2. Associate Professor, Department of Cardiology, Christian Medical College, Vellore, Tamil Nadu, India.
3. Associate Professor, Department of Cardiology, Christian Medical College, Vellore, Tamil Nadu, India.
4. Lecturer, Department of Biostatistics, Christian Medical College, Vellore, Tamil Nadu, India.
5. Lecturer, Department of Clinical Biochemistry, Christian Medical College, Vellore, Tamil Nadu, India.
6 Professor, Department of Cardiology, Christian Medical College, Vellore, Tamil Nadu, India.
Correspondence
Lijo Varghese,
Department of Cardiology, CMC Hospital, Vellore, Tamil Nadu, India.
E-mail: lijo97@gmail.com
Introduction: Assessment of dyslipidemia with only Total Cholesterol (TC), Triglyceride (TGL), Low- and High-Density Lipoprotein Cholesterol (LDL-C, HDL-C) levels, Standard Lipid Profile (SLP), leads to under-estimation of dyslipidemia as a risk factor in Acute Coronary Syndrome (ACS).
Aim: To assess whether extended lipid profile gives a better risk assessment in ACS patients.

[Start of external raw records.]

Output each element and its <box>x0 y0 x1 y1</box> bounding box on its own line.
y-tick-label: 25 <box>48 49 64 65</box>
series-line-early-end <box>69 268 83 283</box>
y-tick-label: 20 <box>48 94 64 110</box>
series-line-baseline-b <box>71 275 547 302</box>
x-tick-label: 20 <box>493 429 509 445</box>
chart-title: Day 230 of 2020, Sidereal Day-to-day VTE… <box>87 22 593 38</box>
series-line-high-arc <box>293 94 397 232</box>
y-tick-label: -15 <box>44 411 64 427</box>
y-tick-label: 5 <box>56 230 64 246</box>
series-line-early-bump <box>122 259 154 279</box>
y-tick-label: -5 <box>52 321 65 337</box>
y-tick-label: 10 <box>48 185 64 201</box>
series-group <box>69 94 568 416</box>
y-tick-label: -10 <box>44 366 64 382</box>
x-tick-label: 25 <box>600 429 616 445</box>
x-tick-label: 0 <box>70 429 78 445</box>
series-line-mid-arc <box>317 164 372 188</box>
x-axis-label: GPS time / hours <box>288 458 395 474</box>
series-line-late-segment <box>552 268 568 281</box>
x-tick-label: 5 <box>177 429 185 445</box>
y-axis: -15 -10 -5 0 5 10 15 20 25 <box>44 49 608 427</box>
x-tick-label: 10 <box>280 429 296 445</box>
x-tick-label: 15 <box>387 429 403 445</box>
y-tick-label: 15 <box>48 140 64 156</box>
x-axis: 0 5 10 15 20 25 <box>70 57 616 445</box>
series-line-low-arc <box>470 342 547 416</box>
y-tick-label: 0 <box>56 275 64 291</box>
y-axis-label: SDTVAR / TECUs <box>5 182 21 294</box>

Materials and Methods: In this single-centre, prospective, observational study of statin-naïve patients presenting with ACS, SLP and Extended Lipid Profile (ELP), consisting of TC/HDL-C ratio, non-HDL-C, apolipoprotein-B, apolipoprotein-A1 and their ratio, were studied at baseline and after high-intensity statin therapy. For continuous data, descriptive statistics mean±standard deviation and also 25th-75th percentile was reported. Number of patients and percentages were reported for categorical data. Pearson correlation coefficient was used to find the relationship between continuous variables.
Results: In the present study, 139 patients (mean age 55 years, range 21-88 years, 78% male) presented with ACS: ST-Elevation Myocardial Infarction (STEMI) 79%, non-STEMI 17%, Unstable Angina (UA) 4%. The ELP (barring non-HDL-C) showed more dyslipidemia than SLP. Dyslipidemia declined across the age spectrum from young to old and worsened across the ACS spectrum from UA to STEMI. High-intensity statin therapy reduced LDL-C significantly but not to target levels in most patients.
Conclusion: ELP is better able to identify dyslipidemic risk than SLP or LDL-C alone. Dyslipidemia is more prevalent in young and STEMI patients, suggesting a greater role as risk factor in them. Achievement of target LDL-C with statin therapy remains practically elusive in most patients.